Sony
Corporation
Sony Corporation, Japanese
electronics manufacturer, with headquarters in Tokyo. Sony designs,
manufactures, and sells electronic equipment. It is a leader in the development
of consumer electronics goods, such as videocassette recorders, cellular and
cordless telephones, compact disc equipment, and television systems. Sony also
manufactures computers and related devices. The company owns and operates
Columbia TriStar Pictures and the Columbia and Epic record labels, and it owns
a 50-percent stake in the Columbia House music and video club. Sony has
affiliates and subsidiaries in North, Central, and South America; Europe; the
Middle East; Asia; and Australia.
Sony actively encourages
innovation by its employees. Design engineers are given budgets and time for
innovation and experimentation. The company holds an annual contest in which
engineers show off their prototypes; bonuses are awarded to those whose
prototypes are selected for eventual manufacture and marketing. Sony
continually makes and offers new products, most of which are tested in the
Japanese market. Sony has been particularly successful in the United States
market; however, it is outsold in Japan and elsewhere by Matsushita, another
Japanese electronics giant.
The company was established in
1946 by founder Morita Akio as Tokyo Tsushin Kogyo Kabushiki Kaisha (Tokyo
Telecommunications Engineering Corporation) and changed its name to Sony
Corporation in 1958. In 1960 it established the Sony Corporation of America in
New York City and Sony S.A. in Switzerland. In 1961 Sony became the first
Japan-based company to offer its shares on the United States stock market.

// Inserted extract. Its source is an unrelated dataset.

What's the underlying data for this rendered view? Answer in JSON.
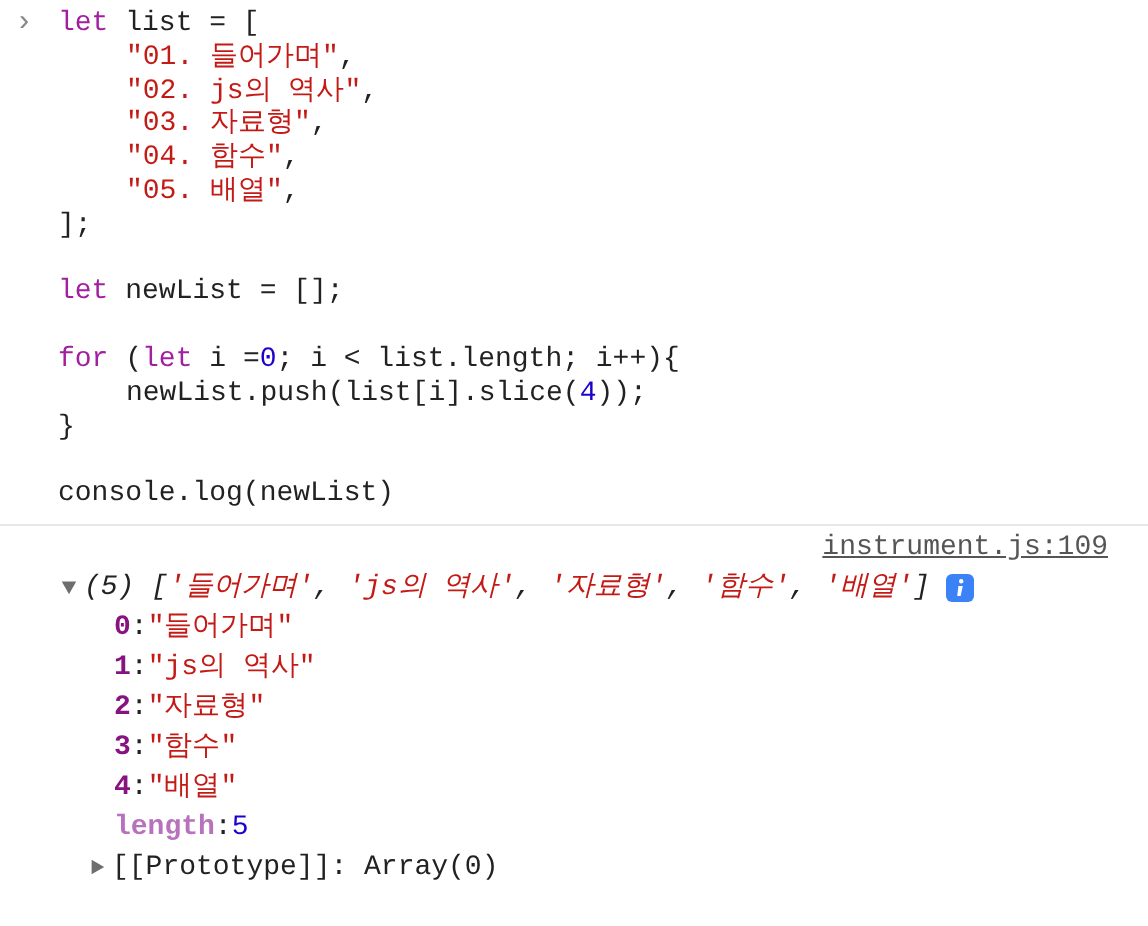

In the late 1970s Sony introduced
the Walkman, a portable headset stereo system, and later the Watchman, a
television small enough to be worn as a wristwatch. Sony's Betamax, with the
Beta videotape format, was the first home videotape recorder on the market, but
the system was eventually replaced by the Video Home System (VHS) videotape
format invented by the Victor Company of Japan (JVC); the VHS format became the
industry standard for home video recording. Sony’s Betacam system is now the
standard in commercial broadcasting equipment, however.

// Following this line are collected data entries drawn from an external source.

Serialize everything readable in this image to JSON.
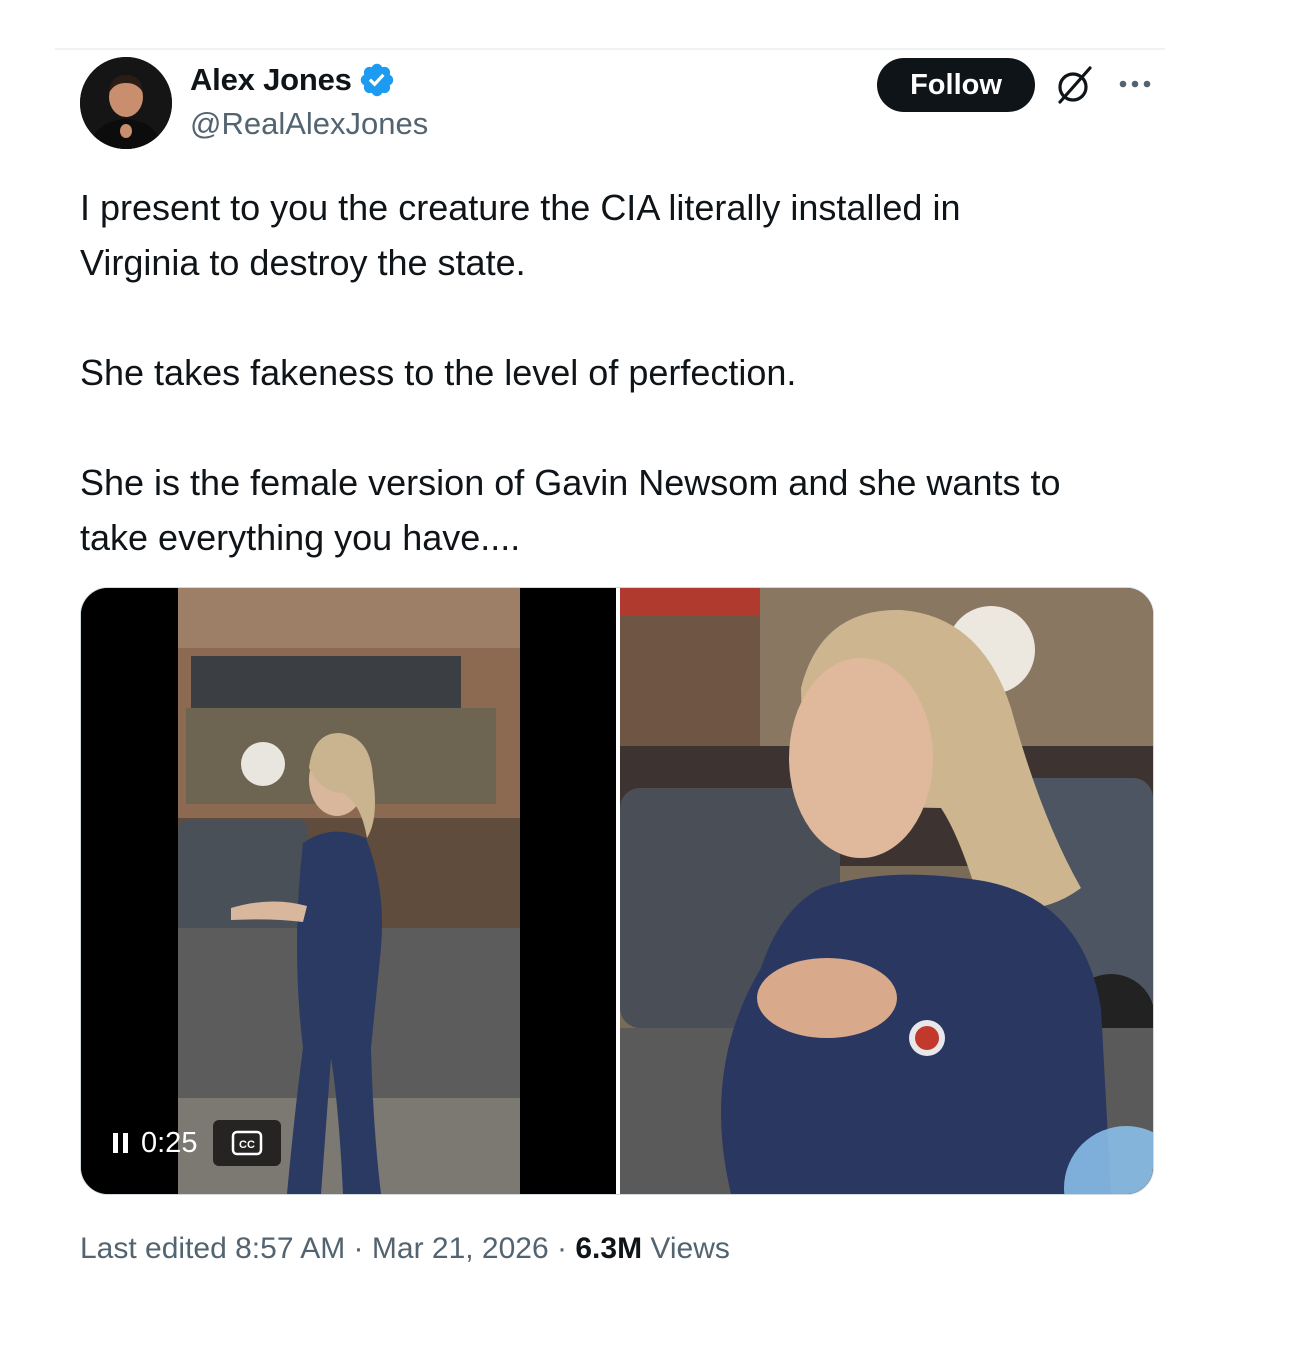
{
  "author": {
    "display_name": "Alex Jones",
    "handle": "@RealAlexJones",
    "verified": true
  },
  "actions": {
    "follow_label": "Follow",
    "grok_icon": "grok-icon",
    "more_icon": "more-icon"
  },
  "tweet": {
    "paragraphs": [
      "I present to you the creature the CIA literally installed in\nVirginia to destroy the state.",
      "She takes fakeness to the level of perfection.",
      "She is the female version of Gavin Newsom and she wants to\ntake everything you have...."
    ]
  },
  "video": {
    "elapsed": "0:25",
    "state": "playing",
    "captions_label": "CC"
  },
  "meta": {
    "edited_prefix": "Last edited",
    "time": "8:57 AM",
    "separator": "·",
    "date": "Mar 21, 2026",
    "views_count": "6.3M",
    "views_label": "Views"
  },
  "colors": {
    "text_primary": "#0f1419",
    "text_secondary": "#536471",
    "verified_blue": "#1d9bf0",
    "button_dark": "#0f1419"
  }
}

With the acquisition of CBS
Records, Inc., in 1988 and Columbia Pictures Entertainment, Inc., in 1989, Sony
became a major force in the recording, motion-picture, and television
production industries. In 1994 the company released Sony PlayStation, a wildly
successful computer game console that featured highly sophisticated graphics.
In 2000 Sony debuted PlayStation 2, an advanced game console that also offered
the ability to play audio compact discs (CDs) and digital video discs (DVDs).
In 2006 Sony introduced PlayStation 3 with the ability to play Blu-ray discs
that have five times the memory storage of a DVD. The high-end version of
PlayStation 3 also featured built-in Wi-Fi and a 60-gigabyte hard drive.